After sending Happy Birthday message #5, Ben takes off for his return trip home. His spaceship is capable of traveling at 0.6c, so it will take 5 years to cover the 3 light year distance. But this is not what Ben experiences. On his calendar it only takes four!
Again, this is because at this speed the units of time for B are longer, so the clock ticks are slower in order for B to observe the speed of light in his proper time as c.
B continues to transmit the HB signals and A receives them. They are arriving delayed of course– B is still light years away, but they come more frequently now because each year B is closer and the signal transit time is shorter. It is not shorter by 0.6 years; it comes earlier than expected, 0.5 year. This is because Ben is still sending them every year on his birthday, but on his calendar, which is 1-1/4 years apart for Amelia. And in that extended time, he is even closer, so the remaining distance for the signal is shorter and takes less time, 0.5 instead of 0.6 years.

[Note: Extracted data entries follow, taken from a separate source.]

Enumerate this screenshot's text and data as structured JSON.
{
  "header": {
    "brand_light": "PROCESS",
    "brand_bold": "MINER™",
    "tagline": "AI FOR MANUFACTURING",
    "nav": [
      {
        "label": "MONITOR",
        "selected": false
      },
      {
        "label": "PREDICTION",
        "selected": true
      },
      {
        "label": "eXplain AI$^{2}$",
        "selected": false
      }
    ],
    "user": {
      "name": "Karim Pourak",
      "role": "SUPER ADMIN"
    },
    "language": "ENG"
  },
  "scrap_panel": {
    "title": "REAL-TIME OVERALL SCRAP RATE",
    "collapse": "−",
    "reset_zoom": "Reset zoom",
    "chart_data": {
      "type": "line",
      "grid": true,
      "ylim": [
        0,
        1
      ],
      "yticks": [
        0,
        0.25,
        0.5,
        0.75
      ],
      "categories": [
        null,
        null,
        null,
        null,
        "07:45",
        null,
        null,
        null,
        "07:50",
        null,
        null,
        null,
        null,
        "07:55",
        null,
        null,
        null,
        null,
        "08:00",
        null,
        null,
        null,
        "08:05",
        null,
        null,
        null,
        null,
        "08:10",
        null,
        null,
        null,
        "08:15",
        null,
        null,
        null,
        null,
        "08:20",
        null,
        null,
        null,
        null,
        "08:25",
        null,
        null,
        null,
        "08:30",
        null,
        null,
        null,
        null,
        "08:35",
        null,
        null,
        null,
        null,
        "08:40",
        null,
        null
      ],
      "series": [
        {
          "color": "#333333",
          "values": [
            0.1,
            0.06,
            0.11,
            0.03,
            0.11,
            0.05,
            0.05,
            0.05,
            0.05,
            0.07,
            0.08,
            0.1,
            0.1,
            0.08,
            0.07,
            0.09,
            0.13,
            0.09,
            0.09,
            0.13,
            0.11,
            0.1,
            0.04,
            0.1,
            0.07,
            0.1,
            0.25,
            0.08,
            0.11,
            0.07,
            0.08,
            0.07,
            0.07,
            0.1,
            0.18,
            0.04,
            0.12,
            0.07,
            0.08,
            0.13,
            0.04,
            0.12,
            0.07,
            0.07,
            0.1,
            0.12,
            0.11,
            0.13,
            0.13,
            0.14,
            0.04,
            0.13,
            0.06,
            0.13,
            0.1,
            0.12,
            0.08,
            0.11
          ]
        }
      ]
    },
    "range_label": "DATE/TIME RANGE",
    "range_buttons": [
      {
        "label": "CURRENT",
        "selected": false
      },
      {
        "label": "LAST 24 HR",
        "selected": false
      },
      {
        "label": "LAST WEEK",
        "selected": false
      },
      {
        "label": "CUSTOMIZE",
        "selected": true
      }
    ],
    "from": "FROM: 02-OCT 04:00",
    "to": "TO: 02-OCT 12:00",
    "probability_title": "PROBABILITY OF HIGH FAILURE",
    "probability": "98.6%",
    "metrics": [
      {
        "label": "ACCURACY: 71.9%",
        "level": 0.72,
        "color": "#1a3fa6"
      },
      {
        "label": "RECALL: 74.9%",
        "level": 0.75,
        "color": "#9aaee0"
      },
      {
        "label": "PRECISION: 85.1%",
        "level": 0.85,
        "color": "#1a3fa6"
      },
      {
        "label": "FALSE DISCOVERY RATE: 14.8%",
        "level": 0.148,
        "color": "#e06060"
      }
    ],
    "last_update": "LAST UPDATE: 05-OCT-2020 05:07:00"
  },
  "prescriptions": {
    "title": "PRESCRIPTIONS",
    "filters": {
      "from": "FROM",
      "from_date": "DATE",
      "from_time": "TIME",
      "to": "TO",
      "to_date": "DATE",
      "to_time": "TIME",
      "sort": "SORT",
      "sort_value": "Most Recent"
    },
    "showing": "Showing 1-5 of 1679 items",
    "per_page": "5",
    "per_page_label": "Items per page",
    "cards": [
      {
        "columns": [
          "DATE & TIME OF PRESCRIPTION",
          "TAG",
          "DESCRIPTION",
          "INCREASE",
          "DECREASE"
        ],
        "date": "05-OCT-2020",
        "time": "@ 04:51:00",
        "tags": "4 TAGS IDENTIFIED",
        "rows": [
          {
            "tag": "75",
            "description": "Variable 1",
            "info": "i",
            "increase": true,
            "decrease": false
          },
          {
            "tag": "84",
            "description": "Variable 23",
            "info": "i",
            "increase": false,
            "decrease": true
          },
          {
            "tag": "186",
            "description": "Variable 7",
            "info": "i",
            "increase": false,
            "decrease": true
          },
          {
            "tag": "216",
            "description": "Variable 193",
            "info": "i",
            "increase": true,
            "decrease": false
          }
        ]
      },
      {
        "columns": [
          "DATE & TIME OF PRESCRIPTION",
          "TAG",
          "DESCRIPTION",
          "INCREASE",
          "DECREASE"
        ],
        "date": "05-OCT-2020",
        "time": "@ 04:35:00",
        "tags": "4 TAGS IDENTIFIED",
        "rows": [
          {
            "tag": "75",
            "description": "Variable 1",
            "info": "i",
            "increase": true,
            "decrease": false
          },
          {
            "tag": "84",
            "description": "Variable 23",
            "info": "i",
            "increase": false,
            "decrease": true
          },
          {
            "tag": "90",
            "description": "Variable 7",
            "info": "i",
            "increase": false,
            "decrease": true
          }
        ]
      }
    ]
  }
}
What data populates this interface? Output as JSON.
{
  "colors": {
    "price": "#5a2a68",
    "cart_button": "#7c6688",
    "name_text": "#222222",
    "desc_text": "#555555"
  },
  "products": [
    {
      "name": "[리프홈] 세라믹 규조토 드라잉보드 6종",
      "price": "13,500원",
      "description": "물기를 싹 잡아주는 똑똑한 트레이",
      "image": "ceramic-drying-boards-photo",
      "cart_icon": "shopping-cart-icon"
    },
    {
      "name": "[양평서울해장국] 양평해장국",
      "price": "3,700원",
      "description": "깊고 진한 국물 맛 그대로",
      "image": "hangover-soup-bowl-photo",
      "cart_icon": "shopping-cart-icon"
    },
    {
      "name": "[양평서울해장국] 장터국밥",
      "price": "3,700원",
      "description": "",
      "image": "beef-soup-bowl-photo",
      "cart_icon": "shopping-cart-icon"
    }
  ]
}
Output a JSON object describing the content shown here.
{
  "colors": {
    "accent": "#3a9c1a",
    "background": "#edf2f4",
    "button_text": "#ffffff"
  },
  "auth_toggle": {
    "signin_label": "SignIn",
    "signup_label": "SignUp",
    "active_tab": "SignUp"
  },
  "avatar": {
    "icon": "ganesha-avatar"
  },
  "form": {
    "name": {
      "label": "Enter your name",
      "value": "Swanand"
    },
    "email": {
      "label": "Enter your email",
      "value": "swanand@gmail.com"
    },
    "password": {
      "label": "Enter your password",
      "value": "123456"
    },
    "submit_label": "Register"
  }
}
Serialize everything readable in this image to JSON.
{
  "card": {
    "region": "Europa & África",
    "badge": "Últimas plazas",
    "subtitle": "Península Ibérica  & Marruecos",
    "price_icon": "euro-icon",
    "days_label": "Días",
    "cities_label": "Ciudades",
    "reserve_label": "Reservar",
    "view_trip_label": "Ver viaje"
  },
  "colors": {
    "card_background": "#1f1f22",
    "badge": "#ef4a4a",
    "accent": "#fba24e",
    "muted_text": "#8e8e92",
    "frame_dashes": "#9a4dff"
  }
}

Ben finally arrives home and is now two years younger than Amelia. She has aged 5+1+5=11 years. Ben has aged 4+1+4=9 years. We have just seen how time dilation as a result of B moving close to the speed of light is the cause. His proper time along his world line is less than A’s proper time along hers.
This is not an intuitive result. It feels wrong somehow, but it is how the universe works. It has been confirmed over and over—moving clocks tick more slowly! In 1971 an experiment was run where atomic clocks were flown around the world and then compared to the reference clock on the ground. The differences were tiny but measurable– nanoseconds, and matched the theory.
But when we finally accept that this is how the universe works, we are still left with trying to explain the paradox. Why isn’t the viewpoint from Ben, where A rushes off, the exoplanet rushes in, and he remains stationary in his inertial spaceship frame, an equally valid representation?
And here is the answer—Ben is NOT in a purely inertial frame of reference. “Inertial frame of reference” means NO acceleration, no change in velocity or direction. Ben experienced both. Amelia didn’t.
An inertial frame of reference is a straight line on a spacetime diagram. While it is possible to use the Lorentz transformation to portray Ben as standing still for one of the legs of his journey, it is not possible to transform his full worldline into a single straight path. His path will always have some kink in it that takes him out of the inertial frame.
This is the crux of resolving the paradox. The two worldlines are NOT both inertial frames. There is an asymmetry in the problem. They are not equivalent. B experienced rapid deceleration followed by a change of direction and an acceleration, all of which are non-inertial conditions and not covered by the rules of special relativity.
Paradox resolved: the two perspectives are not physically equivalent, so it is not necessary that the proper times of the two paths match.